What's your job about?
Mastercard is an innovative company that develops solutions to the world’s most pressing payments problems, whether this is constructing the best end-user experience, addressing cybersecurity, or creating compelling industry standards such as digital identity. As an Account Manager, my base responsibilities are centred around maintaining strong relations with our clients - all sorts of retailers and financial services - by helping negotiate deals, model projections, and empowering their customers through Mastercard’s products and solutions.
Beyond this, my role is incredibly diverse, reflecting the dynamic nature of a modern, innovative company. For example, in recent weeks, I have been tasked with managing support, client engagements, and even facilitating a research project in the formation of our Australasia division’s response to recent publications from the RBA. I guess my Politics major ended up coming in handy! I’ve also been involved in a project benchmarking digital payment adoption amongst our clients to help them understand their digital provisioning against competitors. Furthermore, joining the Young Professionals (YoPros) business resource group committee is helping me forge internal connections across the country, contributing to initiatives such as campus outreach, social events, and a digital newsletter.

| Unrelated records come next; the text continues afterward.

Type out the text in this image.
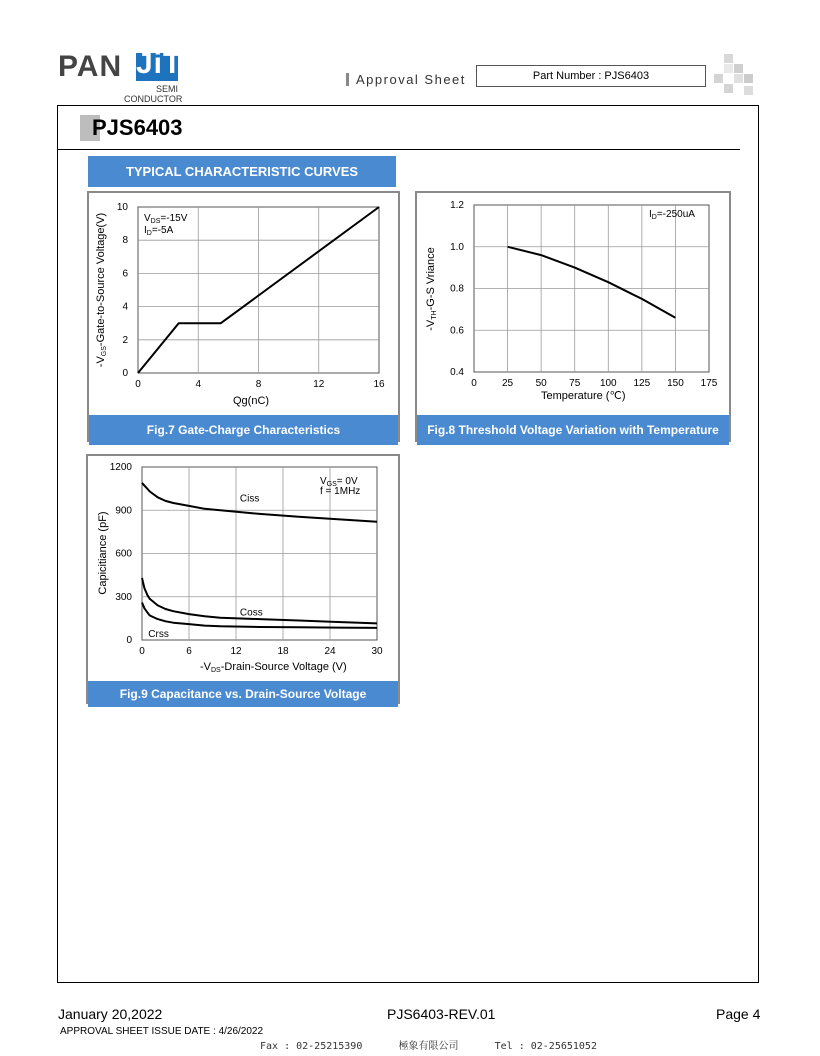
PAN JiT
SEMI
CONDUCTOR
Approval Sheet	Part Number : PJS6403
PJS6403
TYPICAL CHARACTERISTIC CURVES
Qg(nC)
-VGS-Gate-to-Source Voltage(V)	$V_{DS}=-15V$
$I_D=-5A$
0	4	8	12	16
0
2
4
6
8
10
Fig.7 Gate-Charge Characteristics
Temperature (℃)
-VTH-G-S Vriance
$I_D=-250uA$
0	25 50 75 100 125 150 175
0.4
0.6
0.8
1.0
1.2
Fig.8 Threshold Voltage Variation with Temperature
-VDS-Drain-Source Voltage (V)
Capicitiance (pF)
$V_{GS}= 0V$
f = 1MHz
0	6	12	18	24	30
0
300
600
900
1200
Ciss
Coss
Crss
Fig.9 Capacitance vs. Drain-Source Voltage
January 20,2022	PJS6403-REV.01	Page 4
APPROVAL SHEET ISSUE DATE : 4/26/2022
Fax : 02-25215390	極象有限公司	Tel : 02-25651052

Would a teenager understand my role? Perhaps not, but nor did I completely before I started! It’s difficult to express my surprise at how much I’ve learnt, the cross-business unit opportunities I’ve been given, and how confident I feel in my abilities only five months in – with much more to learn.
What's your background?
My first job, at 15, was as a cashier and drive-thru assistant at a fast-food company. This taught me two key things. Firstly, humility, and secondly, that everyone has different things that make them tick – the way you manage expectations, your humour, what you upsell, is entirely situational. That role gave me somewhat of a social knack, which I carried through to my role in student services at UoM, and eventually, as operations, marketing and partnerships assistant at a local tech startup while I was a student, which satiated my love of tech. Five months ago, I started with Mastercard and I’ve been applying these skills ever since!
Could someone with a different background do your job?
Absolutely. Given that an Account Manager interacts regularly with people of all different backgrounds and responsibilities, it wouldn’t make much sense to suggest that one background, degree structure, or employment history would be the only fit.
What’s more important, rather, is a diverse set of experiences leading to the development of a unique skill set. From experience, such a person needs to be equipped socially to work with teams across business units and in other companies and wrap their head around topics from number-crunching deal negotiations to product knowledge to understanding their clients’ customers. Curiosity is essential, and such a person would hopefully express a willingness to get involved in projects pertaining both specifically to their clients but also the business more generally.
What's the coolest thing about your job?
The best thing about my job is being able to involve myself in a medley of projects. Working with our clients is great, but the opportunity to learn from different business units and work on “bigger picture” projects keeps things exciting. This also allows for close engagement with internal teams and senior staff whose expertise and tips I would not otherwise be exposed to.
As a 21-year-old at the beginning of my career, it’s important that I don’t feel “boxed in.” I have no idea where my career will eventually take me, and I’m sure there are many roles and experiences out there which I have no idea about! Hence, the company culture at Mastercard that fosters curiosity and involvement across multiple areas of business really works for me, so long as I’m careful to not spread myself too thinly.
What are the limitations of your job?
In a nutshell, the cliché that the most worthwhile things are typically the most challenging has proven true for me. The diverse opportunities afforded to me don’t mean my base responsibilities evaporate. Taking on extra work across the business broadens my mind, builds networks, and keeps the day-to-day engaging, but I need to organise my workload, know my limits, and “choose my battles”. Before taking on extra projects, particularly those with a tight delivery timeline, I need to be cognisant of my current workload and make a call on whether it’s doable. I’ve worked some later hours for the more high-pressure projects; but they have proven worthwhile, as these situations are temporary but invaluable in building my skill set.